I’ve been used to option one as the default approach for years, on both sides of the screen. Over the past few years, though, I’ve had a chance to see option two — full disclosure — in action as a player, and it rocks.

I’m now solidly in the second camp, and will be taking the full disclosure approach the next time I run a game. Telling your players what they need to roll has several benefits:

  • Saves time (they’ll figure it out anyway, so why not just tell them?).
  • Allows them to make more informed choices — both about whether and how to attempt the task, and about whether or not to expend finite resources (action points, for example).
  • Encourages creativity — “Crap, I can’t make that DC. I’ll have to try something else.”
  • Pulls the party together to help with important rolls.
  • Signals to your players which rolls are really critical, and which are less important.

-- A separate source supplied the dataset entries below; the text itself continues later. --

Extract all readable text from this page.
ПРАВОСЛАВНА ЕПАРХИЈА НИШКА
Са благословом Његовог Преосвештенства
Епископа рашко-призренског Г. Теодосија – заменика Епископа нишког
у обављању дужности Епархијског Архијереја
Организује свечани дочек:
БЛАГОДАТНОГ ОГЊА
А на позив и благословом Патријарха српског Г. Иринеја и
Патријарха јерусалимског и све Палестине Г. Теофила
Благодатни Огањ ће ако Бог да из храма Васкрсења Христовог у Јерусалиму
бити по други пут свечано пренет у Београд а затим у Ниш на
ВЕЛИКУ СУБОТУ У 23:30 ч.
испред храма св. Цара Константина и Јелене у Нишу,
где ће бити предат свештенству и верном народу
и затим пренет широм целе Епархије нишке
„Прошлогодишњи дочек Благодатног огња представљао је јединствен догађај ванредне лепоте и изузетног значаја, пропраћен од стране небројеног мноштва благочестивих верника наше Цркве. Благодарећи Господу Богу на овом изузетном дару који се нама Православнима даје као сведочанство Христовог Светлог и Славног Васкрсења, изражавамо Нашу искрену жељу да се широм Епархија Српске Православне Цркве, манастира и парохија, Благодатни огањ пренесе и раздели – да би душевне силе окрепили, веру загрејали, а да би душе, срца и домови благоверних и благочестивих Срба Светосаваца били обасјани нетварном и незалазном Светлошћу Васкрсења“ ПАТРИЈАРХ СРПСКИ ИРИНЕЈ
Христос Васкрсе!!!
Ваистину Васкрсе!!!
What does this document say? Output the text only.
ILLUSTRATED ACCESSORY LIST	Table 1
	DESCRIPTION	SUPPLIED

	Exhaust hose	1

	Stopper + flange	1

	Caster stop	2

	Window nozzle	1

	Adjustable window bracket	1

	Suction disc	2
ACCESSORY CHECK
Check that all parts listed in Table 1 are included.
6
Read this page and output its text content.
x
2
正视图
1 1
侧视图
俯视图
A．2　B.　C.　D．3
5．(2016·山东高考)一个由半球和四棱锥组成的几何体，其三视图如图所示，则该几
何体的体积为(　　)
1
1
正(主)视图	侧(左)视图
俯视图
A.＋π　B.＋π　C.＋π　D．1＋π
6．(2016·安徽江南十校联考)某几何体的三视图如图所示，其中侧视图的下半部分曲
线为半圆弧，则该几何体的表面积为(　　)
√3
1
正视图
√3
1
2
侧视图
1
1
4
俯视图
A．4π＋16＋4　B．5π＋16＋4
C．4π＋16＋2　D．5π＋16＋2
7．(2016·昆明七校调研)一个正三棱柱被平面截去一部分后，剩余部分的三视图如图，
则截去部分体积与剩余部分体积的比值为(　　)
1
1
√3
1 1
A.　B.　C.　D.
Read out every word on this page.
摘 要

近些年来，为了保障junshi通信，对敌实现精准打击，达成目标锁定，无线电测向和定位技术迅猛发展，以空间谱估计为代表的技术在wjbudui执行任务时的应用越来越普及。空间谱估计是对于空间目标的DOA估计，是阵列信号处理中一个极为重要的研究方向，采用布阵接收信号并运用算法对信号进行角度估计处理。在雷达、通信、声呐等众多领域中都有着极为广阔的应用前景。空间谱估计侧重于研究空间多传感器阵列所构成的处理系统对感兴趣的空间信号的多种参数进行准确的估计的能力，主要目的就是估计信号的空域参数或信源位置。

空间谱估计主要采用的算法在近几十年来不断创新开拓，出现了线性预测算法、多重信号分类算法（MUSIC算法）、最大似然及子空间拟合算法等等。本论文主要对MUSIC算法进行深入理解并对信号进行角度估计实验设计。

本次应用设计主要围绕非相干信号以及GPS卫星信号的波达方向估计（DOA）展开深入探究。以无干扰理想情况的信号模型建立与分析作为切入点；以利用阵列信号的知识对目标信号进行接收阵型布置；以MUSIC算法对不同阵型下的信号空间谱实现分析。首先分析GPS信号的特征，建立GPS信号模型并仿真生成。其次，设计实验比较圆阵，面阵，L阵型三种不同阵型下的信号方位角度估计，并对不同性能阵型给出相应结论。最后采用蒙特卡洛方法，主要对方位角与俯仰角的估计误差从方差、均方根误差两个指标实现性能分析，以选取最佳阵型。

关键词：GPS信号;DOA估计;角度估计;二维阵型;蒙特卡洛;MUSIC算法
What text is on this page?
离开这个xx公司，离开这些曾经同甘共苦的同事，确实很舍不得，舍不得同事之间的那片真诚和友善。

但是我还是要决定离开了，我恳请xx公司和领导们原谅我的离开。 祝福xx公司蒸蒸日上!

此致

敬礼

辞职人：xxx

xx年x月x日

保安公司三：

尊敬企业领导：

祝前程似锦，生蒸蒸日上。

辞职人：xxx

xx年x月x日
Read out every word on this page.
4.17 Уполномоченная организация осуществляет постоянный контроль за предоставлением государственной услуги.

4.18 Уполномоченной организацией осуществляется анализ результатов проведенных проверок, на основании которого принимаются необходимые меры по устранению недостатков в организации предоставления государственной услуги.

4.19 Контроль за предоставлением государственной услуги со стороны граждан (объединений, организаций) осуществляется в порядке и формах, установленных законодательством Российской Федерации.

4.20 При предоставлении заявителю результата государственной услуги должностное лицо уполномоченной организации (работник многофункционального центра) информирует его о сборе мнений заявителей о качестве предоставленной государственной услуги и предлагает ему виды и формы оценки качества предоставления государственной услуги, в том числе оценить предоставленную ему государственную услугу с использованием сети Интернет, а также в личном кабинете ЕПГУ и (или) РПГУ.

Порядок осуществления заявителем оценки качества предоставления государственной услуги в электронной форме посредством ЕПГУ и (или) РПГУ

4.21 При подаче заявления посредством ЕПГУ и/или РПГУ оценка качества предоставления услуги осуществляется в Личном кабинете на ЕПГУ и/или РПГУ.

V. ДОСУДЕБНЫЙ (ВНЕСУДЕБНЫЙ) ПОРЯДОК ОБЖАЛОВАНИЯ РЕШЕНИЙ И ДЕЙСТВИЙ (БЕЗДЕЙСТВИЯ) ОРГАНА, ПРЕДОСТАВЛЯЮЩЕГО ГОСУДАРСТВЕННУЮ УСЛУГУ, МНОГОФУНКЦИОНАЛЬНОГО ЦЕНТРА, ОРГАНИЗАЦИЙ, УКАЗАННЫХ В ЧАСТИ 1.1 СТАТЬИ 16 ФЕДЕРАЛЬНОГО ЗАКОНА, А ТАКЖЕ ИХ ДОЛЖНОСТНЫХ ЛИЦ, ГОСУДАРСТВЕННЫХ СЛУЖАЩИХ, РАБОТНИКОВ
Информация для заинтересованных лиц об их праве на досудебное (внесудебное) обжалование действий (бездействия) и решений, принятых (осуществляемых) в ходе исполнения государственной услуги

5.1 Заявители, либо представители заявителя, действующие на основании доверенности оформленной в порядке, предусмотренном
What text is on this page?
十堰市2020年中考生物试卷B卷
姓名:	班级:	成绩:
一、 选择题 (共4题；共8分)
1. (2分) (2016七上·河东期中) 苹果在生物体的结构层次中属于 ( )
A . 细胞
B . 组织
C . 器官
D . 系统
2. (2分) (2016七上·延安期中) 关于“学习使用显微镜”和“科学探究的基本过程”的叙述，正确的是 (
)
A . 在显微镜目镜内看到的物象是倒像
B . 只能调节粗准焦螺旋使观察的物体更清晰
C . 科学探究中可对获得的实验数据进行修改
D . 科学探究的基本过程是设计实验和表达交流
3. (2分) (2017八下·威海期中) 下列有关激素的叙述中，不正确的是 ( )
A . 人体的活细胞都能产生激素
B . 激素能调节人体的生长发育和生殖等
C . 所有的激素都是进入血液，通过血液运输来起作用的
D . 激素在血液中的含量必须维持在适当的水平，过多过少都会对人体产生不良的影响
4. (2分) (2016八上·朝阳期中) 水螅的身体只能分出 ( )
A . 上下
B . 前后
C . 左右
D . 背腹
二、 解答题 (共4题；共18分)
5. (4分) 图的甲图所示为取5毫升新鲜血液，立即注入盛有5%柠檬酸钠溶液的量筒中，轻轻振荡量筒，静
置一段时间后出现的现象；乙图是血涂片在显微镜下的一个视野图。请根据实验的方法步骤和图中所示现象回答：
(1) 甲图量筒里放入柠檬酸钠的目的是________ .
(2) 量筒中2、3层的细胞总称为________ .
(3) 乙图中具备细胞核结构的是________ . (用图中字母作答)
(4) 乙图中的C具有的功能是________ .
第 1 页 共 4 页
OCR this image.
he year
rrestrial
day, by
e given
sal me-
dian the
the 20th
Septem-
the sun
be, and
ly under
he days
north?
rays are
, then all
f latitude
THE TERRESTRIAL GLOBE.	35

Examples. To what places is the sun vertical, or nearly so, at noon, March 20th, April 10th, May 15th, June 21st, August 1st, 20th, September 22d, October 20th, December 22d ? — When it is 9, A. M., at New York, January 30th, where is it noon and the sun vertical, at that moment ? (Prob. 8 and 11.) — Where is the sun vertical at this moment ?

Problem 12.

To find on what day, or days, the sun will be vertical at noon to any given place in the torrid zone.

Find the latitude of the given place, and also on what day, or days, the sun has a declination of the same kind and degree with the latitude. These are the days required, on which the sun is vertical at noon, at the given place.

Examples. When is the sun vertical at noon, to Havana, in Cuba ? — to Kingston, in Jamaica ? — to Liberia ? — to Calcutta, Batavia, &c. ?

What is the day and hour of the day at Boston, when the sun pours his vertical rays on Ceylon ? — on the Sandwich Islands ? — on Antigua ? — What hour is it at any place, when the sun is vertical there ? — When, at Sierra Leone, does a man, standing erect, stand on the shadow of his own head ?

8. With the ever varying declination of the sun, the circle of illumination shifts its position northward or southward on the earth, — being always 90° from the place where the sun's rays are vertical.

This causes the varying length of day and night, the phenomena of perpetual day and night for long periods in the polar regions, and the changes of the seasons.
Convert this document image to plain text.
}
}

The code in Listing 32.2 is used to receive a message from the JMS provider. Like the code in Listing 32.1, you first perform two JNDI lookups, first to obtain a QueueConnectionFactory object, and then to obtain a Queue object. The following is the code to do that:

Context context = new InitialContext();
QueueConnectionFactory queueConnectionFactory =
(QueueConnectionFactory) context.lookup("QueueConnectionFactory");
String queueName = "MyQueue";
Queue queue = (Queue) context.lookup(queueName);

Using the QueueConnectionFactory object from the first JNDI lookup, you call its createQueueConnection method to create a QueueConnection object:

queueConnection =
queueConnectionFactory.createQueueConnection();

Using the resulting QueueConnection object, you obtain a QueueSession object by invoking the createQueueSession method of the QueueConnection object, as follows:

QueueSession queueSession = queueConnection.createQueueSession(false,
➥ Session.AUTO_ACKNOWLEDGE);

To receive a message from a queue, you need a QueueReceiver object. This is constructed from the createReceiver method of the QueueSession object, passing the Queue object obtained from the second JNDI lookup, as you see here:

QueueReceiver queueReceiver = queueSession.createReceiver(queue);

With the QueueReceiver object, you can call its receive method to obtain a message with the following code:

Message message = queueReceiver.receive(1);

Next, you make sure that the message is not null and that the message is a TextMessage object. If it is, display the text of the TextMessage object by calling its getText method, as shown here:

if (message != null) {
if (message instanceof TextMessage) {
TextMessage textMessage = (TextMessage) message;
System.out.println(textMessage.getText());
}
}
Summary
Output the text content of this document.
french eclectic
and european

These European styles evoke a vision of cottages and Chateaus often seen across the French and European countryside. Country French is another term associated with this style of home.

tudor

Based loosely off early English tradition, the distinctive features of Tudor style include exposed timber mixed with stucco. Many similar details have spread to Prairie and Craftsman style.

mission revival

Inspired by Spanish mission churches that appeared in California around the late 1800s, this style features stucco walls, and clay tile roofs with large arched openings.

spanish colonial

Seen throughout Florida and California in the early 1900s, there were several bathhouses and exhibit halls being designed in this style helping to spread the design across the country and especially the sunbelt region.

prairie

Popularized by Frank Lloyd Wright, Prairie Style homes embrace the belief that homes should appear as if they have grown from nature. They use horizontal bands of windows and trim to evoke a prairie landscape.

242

You don’t have to share every target number, either — just most of them. You can still make a few rolls in secret, or keep mum about what the party needs to roll when you think it’ll add drama to the situation.

If you’re used to not disclosing target numbers, this represents a major shift in play style — and one that might not be for you. The best way to find out if this play style works for you and your group is just to try it. At your next session, disclose all (or nearly all) target numbers in advance, and see what happens. Like me, you might discover that you love this approach.